All in all, the USRPs are not calibrated measurement devices. They are pretty nice, and if chose the right one for your specific application, you might just need to calibrate once with a known external power source feeding exactly your system from antenna to sampling rate coming out at the end, at exactly the frequency you want to observe. After knowing "ok, when I feed in x dBm of power, I see y dBFS, so there's this factor (x-y) dB between dBFS", you now have calibrated your device for exactly one configuration consisting of
hardware models and individual units used, including antennas and cables,
center frequency,
gain,
filter settings,
decimation/sampling rate
Note that doing such calibrations, especially in the 2.4 GHz ISM band will require a "RF silent" room – it'll be hard to find an office or lab with no 2.4 GHz devices these days, and the reason why these frequencies are free for usage is that microwave ovens interfere; and then there's the fact that these frequencies tend to diffract and reflect on building structures, PC cases, furniture with metal parts... In other words: get access to an anechoic chamber, a reference transmit antenna and transmit power source, and do the whole antenna system calibration dance that results in a directivity diagram normally, but instead generate a "digital value relative to transmit power" measurement. Whether or not that measurement is really representative for how you'll be using your USRP in a lab environment is very much up for your consideration.
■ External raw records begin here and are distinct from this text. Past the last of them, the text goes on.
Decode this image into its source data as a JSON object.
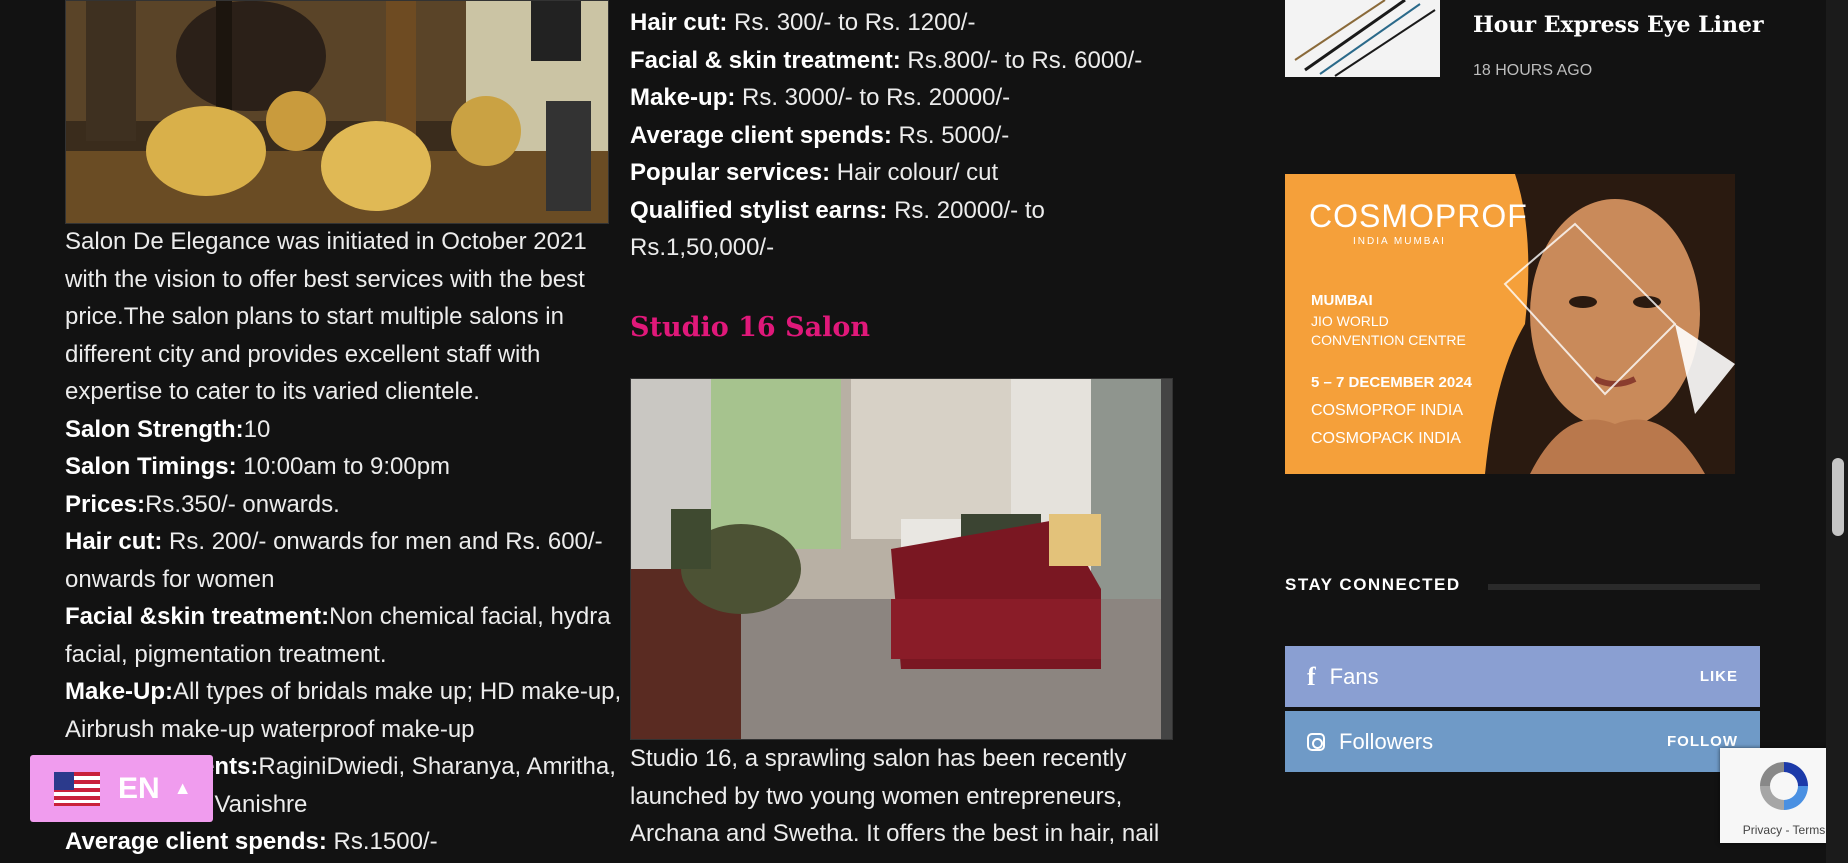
{
  "left_column": {
    "intro": "Salon De Elegance was initiated in October 2021 with the vision to offer best services with the best price.The salon plans to start multiple salons in different city and provides excellent staff with expertise to cater to its varied clientele.",
    "items": [
      {
        "label": "Salon Strength:",
        "value": "10"
      },
      {
        "label": "Salon Timings:",
        "value": " 10:00am to 9:00pm"
      },
      {
        "label": "Prices:",
        "value": "Rs.350/- onwards."
      },
      {
        "label": "Hair cut:",
        "value": " Rs. 200/- onwards for men and Rs. 600/- onwards for women"
      },
      {
        "label": "Facial &skin treatment:",
        "value": "Non chemical facial, hydra facial, pigmentation treatment."
      },
      {
        "label": "Make-Up:",
        "value": "All types of bridals make up; HD make-up, Airbrush make-up waterproof make-up"
      },
      {
        "label": "Celebrity clients:",
        "value": "RaginiDwiedi, Sharanya, Amritha, Sana Shalani,Vanishre"
      },
      {
        "label": "Average client spends:",
        "value": " Rs.1500/-"
      }
    ]
  },
  "middle_column": {
    "items": [
      {
        "label": "Hair cut:",
        "value": " Rs. 300/- to Rs. 1200/-"
      },
      {
        "label": "Facial & skin treatment:",
        "value": " Rs.800/- to Rs. 6000/-"
      },
      {
        "label": "Make-up:",
        "value": " Rs. 3000/- to Rs. 20000/-"
      },
      {
        "label": "Average client spends:",
        "value": " Rs. 5000/-"
      },
      {
        "label": "Popular services:",
        "value": " Hair colour/ cut"
      },
      {
        "label": "Qualified stylist earns:",
        "value": " Rs. 20000/- to Rs.1,50,000/-"
      }
    ],
    "heading": "Studio 16 Salon",
    "body": "Studio 16, a sprawling salon has been recently launched by two young women entrepreneurs, Archana and Swetha. It offers the best in hair, nail"
  },
  "sidebar": {
    "post": {
      "title": "Hour Express Eye Liner",
      "time": "18 HOURS AGO"
    },
    "ad": {
      "brand": "COSMOPROF",
      "brand_sub": "INDIA MUMBAI",
      "city": "MUMBAI",
      "venue": "JIO WORLD CONVENTION CENTRE",
      "dates": "5 – 7 DECEMBER 2024",
      "line1": "COSMOPROF INDIA",
      "line2": "COSMOPACK INDIA"
    },
    "stay_connected": "STAY CONNECTED",
    "social": [
      {
        "label": "Fans",
        "action": "LIKE",
        "color": "#8a9fd2"
      },
      {
        "label": "Followers",
        "action": "FOLLOW",
        "color": "#6f9ac7"
      }
    ]
  },
  "language": {
    "code": "EN"
  },
  "recaptcha": {
    "links": "Privacy - Terms"
  }
}
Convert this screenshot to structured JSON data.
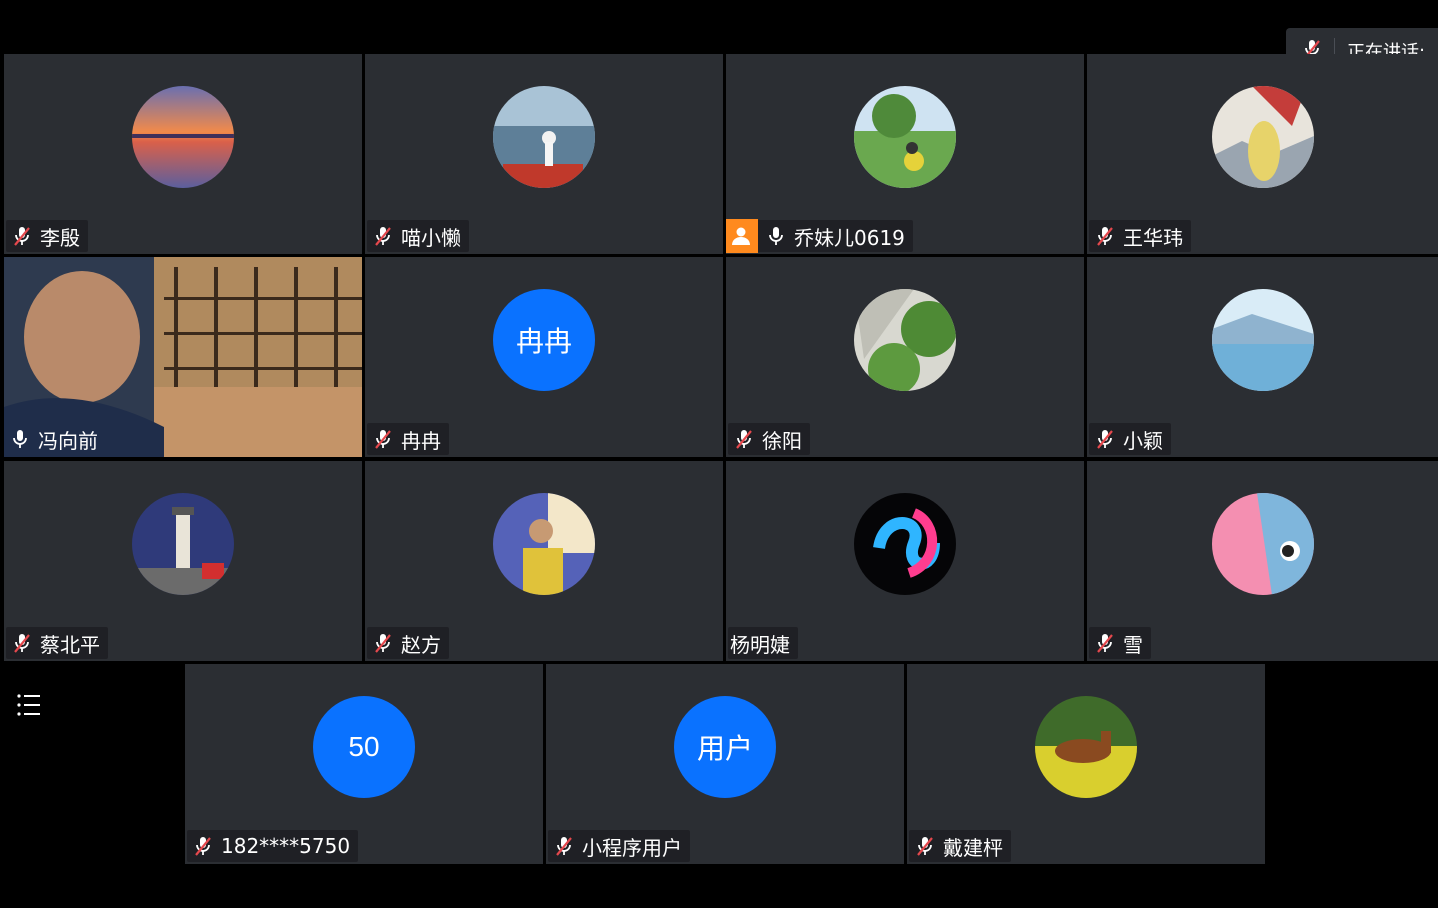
{
  "speaking": {
    "label": "正在讲话:"
  },
  "participants": [
    {
      "name": "李殷",
      "mic": "muted"
    },
    {
      "name": "喵小懒",
      "mic": "muted"
    },
    {
      "name": "乔妹儿0619",
      "mic": "on",
      "host": true
    },
    {
      "name": "王华玮",
      "mic": "muted"
    },
    {
      "name": "冯向前",
      "mic": "on",
      "video": true
    },
    {
      "name": "冉冉",
      "mic": "muted",
      "avatar_text": "冉冉"
    },
    {
      "name": "徐阳",
      "mic": "muted"
    },
    {
      "name": "小颖",
      "mic": "muted"
    },
    {
      "name": "蔡北平",
      "mic": "muted"
    },
    {
      "name": "赵方",
      "mic": "muted"
    },
    {
      "name": "杨明婕",
      "mic": "none"
    },
    {
      "name": "雪",
      "mic": "muted"
    },
    {
      "name": "182****5750",
      "mic": "muted",
      "avatar_text": "50"
    },
    {
      "name": "小程序用户",
      "mic": "muted",
      "avatar_text": "用户"
    },
    {
      "name": "戴建枰",
      "mic": "muted"
    }
  ],
  "colors": {
    "tile_bg": "#2b2e33",
    "avatar_blue": "#0a72ff",
    "host_orange": "#ff8a1e",
    "muted_red": "#e5484d"
  },
  "icons": {
    "muted": "mic-muted-icon",
    "on": "mic-icon",
    "menu": "list-menu-icon",
    "host": "host-person-icon"
  }
}
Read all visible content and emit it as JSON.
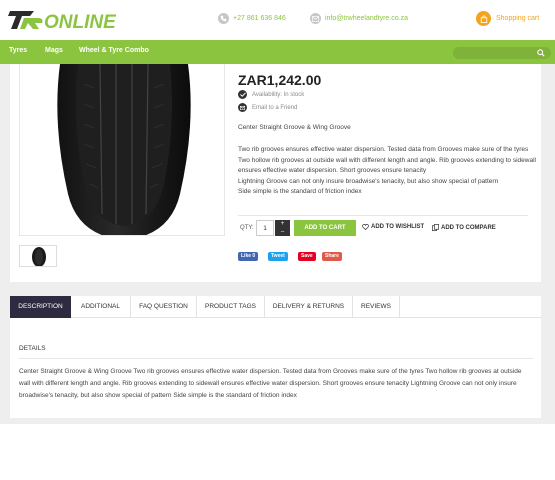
{
  "header": {
    "logo_text": "RONLINE",
    "phone": "+27 861 636 846",
    "email": "info@trwheelandtyre.co.za",
    "cart_label": "Shopping cart"
  },
  "nav": {
    "items": [
      "Tyres",
      "Mags",
      "Wheel & Tyre Combo"
    ],
    "search_placeholder": ""
  },
  "product": {
    "price": "ZAR1,242.00",
    "availability": "Availability: In stock",
    "email_friend": "Email to a Friend",
    "short_desc": "Center Straight Groove & Wing Groove",
    "description_lines": [
      "Two rib grooves ensures effective water dispersion. Tested data from Grooves make sure of the tyres",
      "Two hollow rib grooves at outside wall with different length and angle. Rib grooves extending to sidewall ensures effective water dispersion. Short grooves ensure tenacity",
      "Lightning Groove can not only insure broadwise's tenacity, but also show special of pattern",
      "Side simple is the standard of friction index"
    ],
    "qty_label": "QTY:",
    "qty_value": "1",
    "add_to_cart": "ADD TO CART",
    "add_to_wishlist": "ADD TO WISHLIST",
    "add_to_compare": "ADD TO COMPARE"
  },
  "social": {
    "like": "Like 0",
    "tweet": "Tweet",
    "save": "Save",
    "share": "Share"
  },
  "tabs": [
    "DESCRIPTION",
    "ADDITIONAL",
    "FAQ QUESTION",
    "PRODUCT TAGS",
    "DELIVERY & RETURNS",
    "REVIEWS"
  ],
  "details": {
    "heading": "DETAILS",
    "text": "Center Straight Groove & Wing Groove Two rib grooves ensures effective water dispersion. Tested data from Grooves make sure of the tyres Two hollow rib grooves at outside wall with different length and angle. Rib grooves extending to sidewall ensures effective water dispersion. Short grooves ensure tenacity Lightning Groove can not only insure broadwise's tenacity, but also show special of pattern Side simple is the standard of friction index"
  },
  "colors": {
    "brand_green": "#8bc53f",
    "cart_orange": "#f5a31a",
    "tab_active": "#2e2a3f",
    "facebook": "#4267b2",
    "twitter": "#1da1f2",
    "pinterest": "#e60023",
    "share": "#e05a4a"
  }
}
That is a problem of any microwave equipment, not only the USRPs – RF propagation isn't easy to predict in complex environments, and the power characteristics of a receiving system isn't determined by a single component, but by the system as a whole in exactly its intended operational environment. Thus, calibration must require you either know your antenna, cable, measurement frontend, digitizer and DSP exactly and can do the math including error margins, or that you calibrate the system as a whole, and change as little as possible afterwards.
So: No. No Matlab function in this world can give meaning to numbers that isn't in these numbers – for absolute power, you'll need to calibrate against a reference.
Another word on linearity: A USRP's analog hardware at full gain is pretty sensitive – so much sensitive that operating e.g. a WiFi device in the same room would be like screaming in its ear, blanking out weaker signals, and driving the analog signal chain into non-linearity. In that case, not only do the voltages observed by the ADC lose their linear relation to the voltages inserted at the antenna port, but also, and that is usually worse, amplifiers become mixers, so unwanted intermodulation introduces energy in spectral places where there was none. So make sure you operate your device in a place where you make the most of your signal's dynamic range without running into nonlinearities.